JOSE A. RICO
E
l cierre del "callejón de la muerte" de Alicante ha desplazado la venta de droga a otros puntos como San Vicente, donde en la zona marginal del Camí del Rodalet las autoridades han incrementado la vigilancia para frenar este traslado, según informaron fuentes policiales. El Camí del Rodalet se encuentra detrás del barrio de Santa Isabel, entre la carretera de Alicante, la A-70 y Villafranqueza y se trata de un punto negro en San Vicente donde se trafica con droga y donde la vigilancia es intensa para tratar de erradicar este problema. Allí existe un pequeño asentamiento chabolista y en la noche del pasado martes la Guardia Civil reclamó el apoyo de la Policía Local al registrarse un incremento en la afluencia de personas que iban a comprar estupefacientes, e incluso fuentes del Instituto Armado señalaron que este aumento en el tráfico de estupefacientes generó una pelea entre varias familias.
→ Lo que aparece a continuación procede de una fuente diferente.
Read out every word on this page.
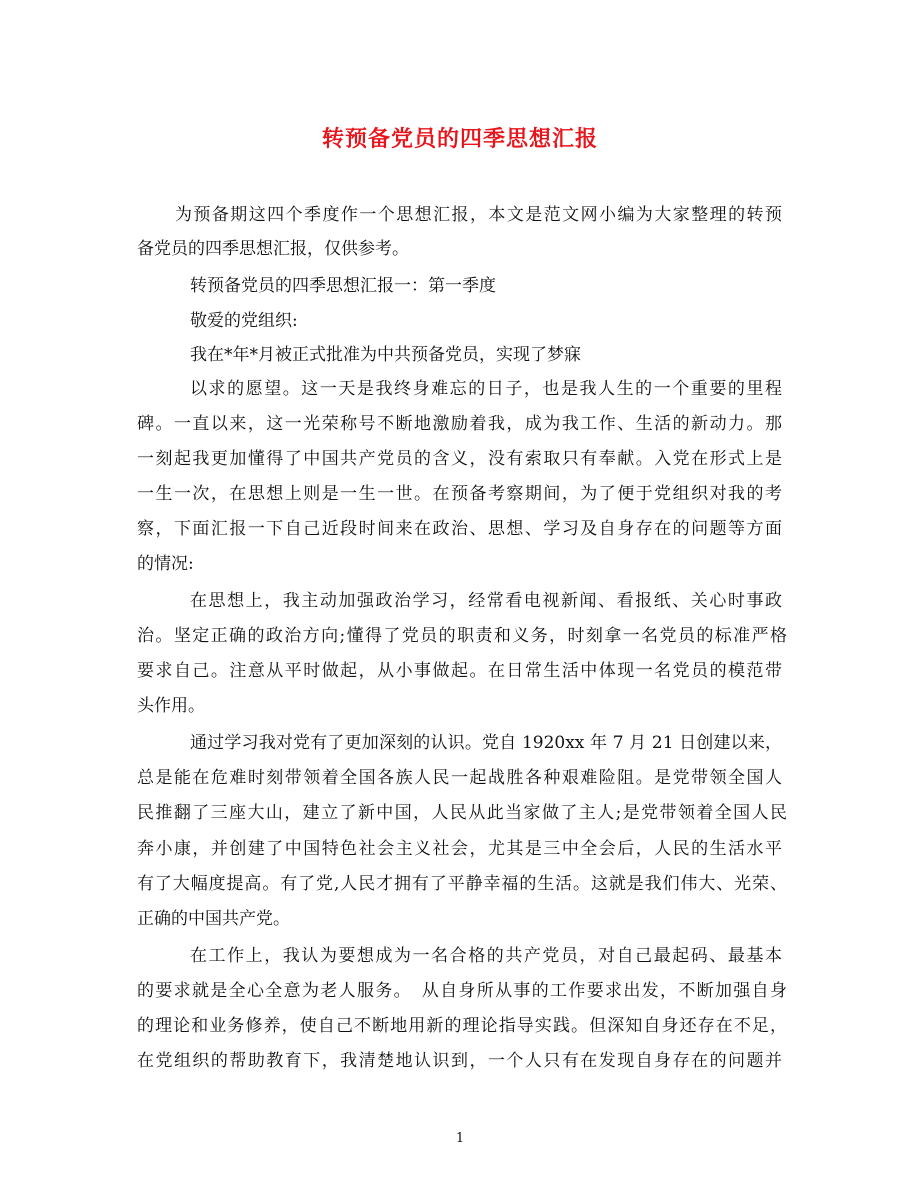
转预备党员的四季思想汇报
为预备期这四个季度作一个思想汇报，本文是范文网小编为大家整理的转预
备党员的四季思想汇报，仅供参考。
转预备党员的四季思想汇报一：第一季度
敬爱的党组织:
我在*年*月被正式批准为中共预备党员，实现了梦寐
以求的愿望。这一天是我终身难忘的日子，也是我人生的一个重要的里程
碑。一直以来，这一光荣称号不断地激励着我，成为我工作、生活的新动力。那
一刻起我更加懂得了中国共产党员的含义，没有索取只有奉献。入党在形式上是
一生一次，在思想上则是一生一世。在预备考察期间，为了便于党组织对我的考
察，下面汇报一下自己近段时间来在政治、思想、学习及自身存在的问题等方面
的情况:
在思想上，我主动加强政治学习，经常看电视新闻、看报纸、关心时事政
治。坚定正确的政治方向;懂得了党员的职责和义务，时刻拿一名党员的标准严格
要求自己。注意从平时做起，从小事做起。在日常生活中体现一名党员的模范带
头作用。
通过学习我对党有了更加深刻的认识。党自 1920xx 年 7 月 21 日创建以来，
总是能在危难时刻带领着全国各族人民一起战胜各种艰难险阻。是党带领全国人
民推翻了三座大山，建立了新中国，人民从此当家做了主人;是党带领着全国人民
奔小康，并创建了中国特色社会主义社会，尤其是三中全会后，人民的生活水平
有了大幅度提高。有了党,人民才拥有了平静幸福的生活。这就是我们伟大、光荣、
正确的中国共产党。
在工作上，我认为要想成为一名合格的共产党员，对自己最起码、最基本
的要求就是全心全意为老人服务。　从自身所从事的工作要求出发，不断加强自身
的理论和业务修养，使自己不断地用新的理论指导实践。但深知自身还存在不足，
在党组织的帮助教育下，我清楚地认识到，一个人只有在发现自身存在的问题并
1
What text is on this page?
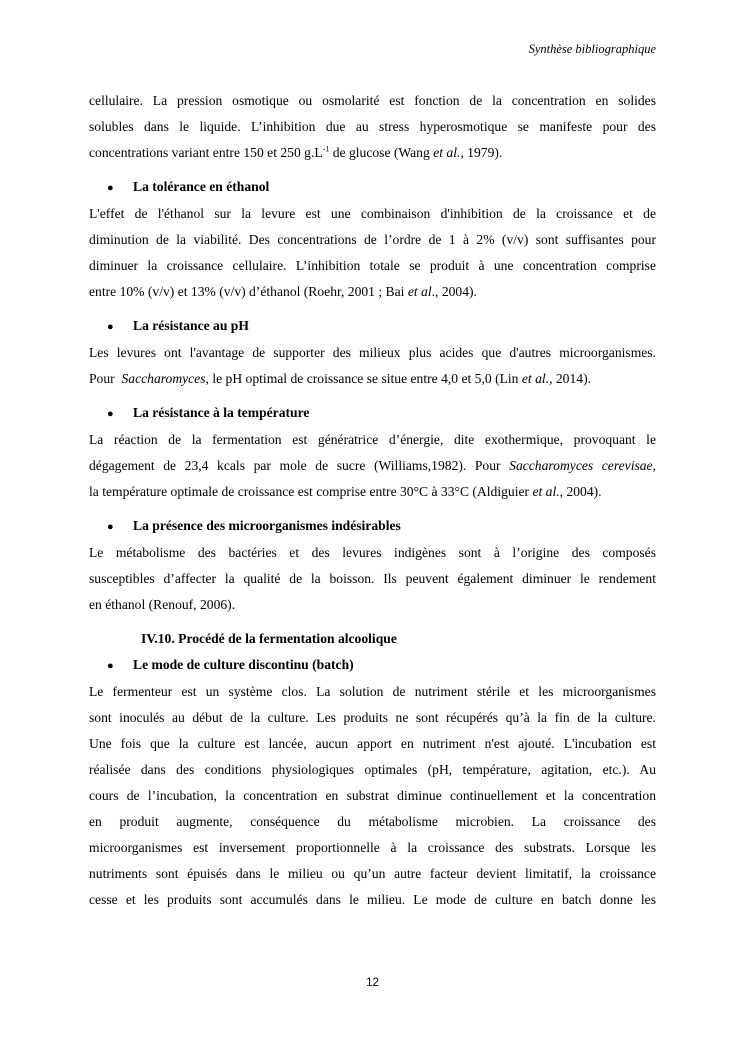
Synthèse bibliographique

cellulaire. La pression osmotique ou osmolarité est fonction de la concentration en solides
solubles dans le liquide. L’inhibition due au stress hyperosmotique se manifeste pour des
concentrations variant entre 150 et 250 $g.L^{-1}$ de glucose (Wang et al., 1979).

●	La tolérance en éthanol

L'effet de l'éthanol sur la levure est une combinaison d'inhibition de la croissance et de
diminution de la viabilité. Des concentrations de l’ordre de 1 à 2% (v/v) sont suffisantes pour
diminuer la croissance cellulaire. L’inhibition totale se produit à une concentration comprise
entre 10% (v/v) et 13% (v/v) d’éthanol (Roehr, 2001 ; Bai et al., 2004).

●	La résistance au pH

Les levures ont l'avantage de supporter des milieux plus acides que d'autres microorganismes.
Pour  Saccharomyces, le pH optimal de croissance se situe entre 4,0 et 5,0 (Lin et al., 2014).

●	La résistance à la température

La réaction de la fermentation est génératrice d’énergie, dite exothermique, provoquant le
dégagement de 23,4 kcals par mole de sucre (Williams,1982). Pour Saccharomyces cerevisae,
la température optimale de croissance est comprise entre 30°C à 33°C (Aldiguier et al., 2004).

●	La présence des microorganismes indésirables

Le métabolisme des bactéries et des levures indigènes sont à l’origine des composés
susceptibles d’affecter la qualité de la boisson. Ils peuvent également diminuer le rendement
en éthanol (Renouf, 2006).

IV.10. Procédé de la fermentation alcoolique
●	Le mode de culture discontinu (batch)

Le fermenteur est un système clos. La solution de nutriment stérile et les microorganismes
sont inoculés au début de la culture. Les produits ne sont récupérés qu’à la fin de la culture.
Une fois que la culture est lancée, aucun apport en nutriment n'est ajouté. L'incubation est
réalisée dans des conditions physiologiques optimales (pH, température, agitation, etc.). Au
cours de l’incubation, la concentration en substrat diminue continuellement et la concentration
en produit augmente, conséquence du métabolisme microbien. La croissance des
microorganismes est inversement proportionnelle à la croissance des substrats. Lorsque les
nutriments sont épuisés dans le milieu ou qu’un autre facteur devient limitatif, la croissance
cesse et les produits sont accumulés dans le milieu. Le mode de culture en batch donne les

12
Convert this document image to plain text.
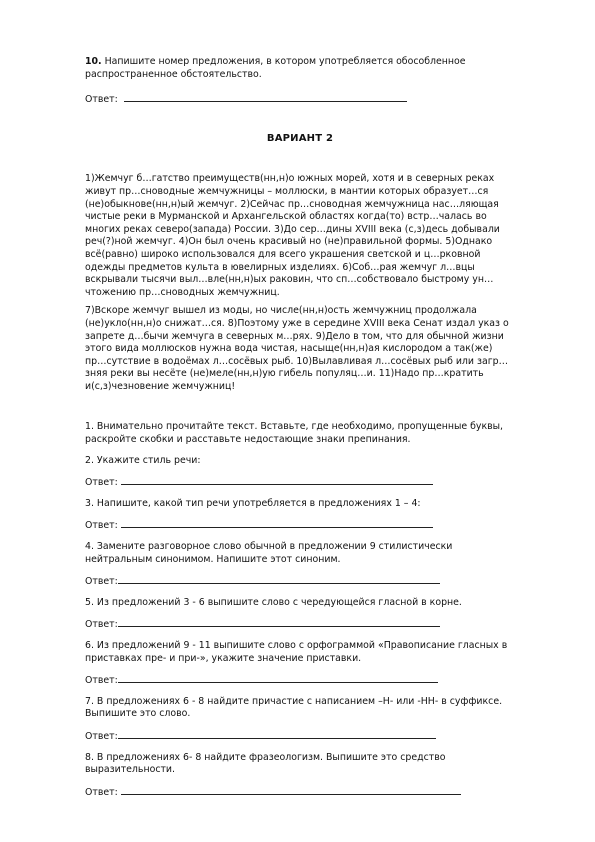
10. Напишите номер предложения, в котором употребляется обособленное распространенное обстоятельство.

Ответ:
ВАРИАНТ 2

1)Жемчуг б…гатство преимуществ(нн,н)о южных морей, хотя и в северных реках живут пр…сноводные жемчужницы – моллюски, в мантии которых образует…ся (не)обыкнове(нн,н)ый жемчуг. 2)Сейчас пр…сноводная жемчужница нас…ляющая чистые реки в Мурманской и Архангельской областях когда(то) встр…чалась во многих реках северо(запада) России. 3)До сер…дины XVIII века (с,з)десь добывали реч(?)ной жемчуг. 4)Он был очень красивый но (не)правильной формы. 5)Однако всё(равно) широко использовался для всего украшения светской и ц…рковной одежды предметов культа в ювелирных изделиях. 6)Соб…рая жемчуг л…вцы вскрывали тысячи выл…вле(нн,н)ых раковин, что сп…собствовало быстрому ун…чтожению пр…сноводных жемчужниц.

7)Вскоре жемчуг вышел из моды, но числе(нн,н)ость жемчужниц продолжала (не)укло(нн,н)о снижат…ся. 8)Поэтому уже в середине XVIII века Сенат издал указ о запрете д…бычи жемчуга в северных м…рях. 9)Дело в том, что для обычной жизни этого вида моллюсков нужна вода чистая, насыще(нн,н)ая кислородом а так(же) пр…сутствие в водоёмах л…сосёвых рыб. 10)Вылавливая л…сосёвых рыб или загр…зняя реки вы несёте (не)меле(нн,н)ую гибель популяц…и. 11)Надо пр…кратить и(с,з)чезновение жемчужниц!

1. Внимательно прочитайте текст. Вставьте, где необходимо, пропущенные буквы, раскройте скобки и расставьте недостающие знаки препинания.
2. Укажите стиль речи:
Ответ:
3. Напишите, какой тип речи употребляется в предложениях 1 – 4:
Ответ:
4. Замените разговорное слово обычной в предложении 9 стилистически нейтральным синонимом. Напишите этот синоним.
Ответ:
5. Из предложений 3 - 6 выпишите слово с чередующейся гласной в корне.
Ответ:
6. Из предложений 9 - 11 выпишите слово с орфограммой «Правописание гласных в приставках пре- и при-», укажите значение приставки.
Ответ:
7. В предложениях 6 - 8 найдите причастие с написанием –Н- или -НН- в суффиксе. Выпишите это слово.
Ответ:
8. В предложениях 6- 8 найдите фразеологизм. Выпишите это средство выразительности.
Ответ:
En el Camí del Rodalet tienen competencias tanto Guardia Civil como Policía Local y Policía Nacional, que mantienen un dispositivo constante para vigilar la zona y tratar de erradicar este punto de venta de droga al menudeo, pero el cierre del "callejón de la muerte" de Virgen del Carmen el pasado lunes ha hecho que parte de los drogadictos que compraban su dosis en Alicante ahora se desplacen hasta el Rodalet, situado a unos pocos kilómetros de su anterior punto de compra. Por ello se ha intensificado allí la vigilancia policial desde el martes.
Este hecho preocupa a las autoridades, ya que se teme que algunos desalojados traten ahora de asentarse en chabolas en esta zona de San Vicente. El paraje del Rodalet es una zona marginal muy degradada, con vertederos incontrolados de basuras y chabolas, además de casas ocupadas ilegalmente que los vecinos han reclamado al Consistorio que las declare insalubres para que sean demolidas.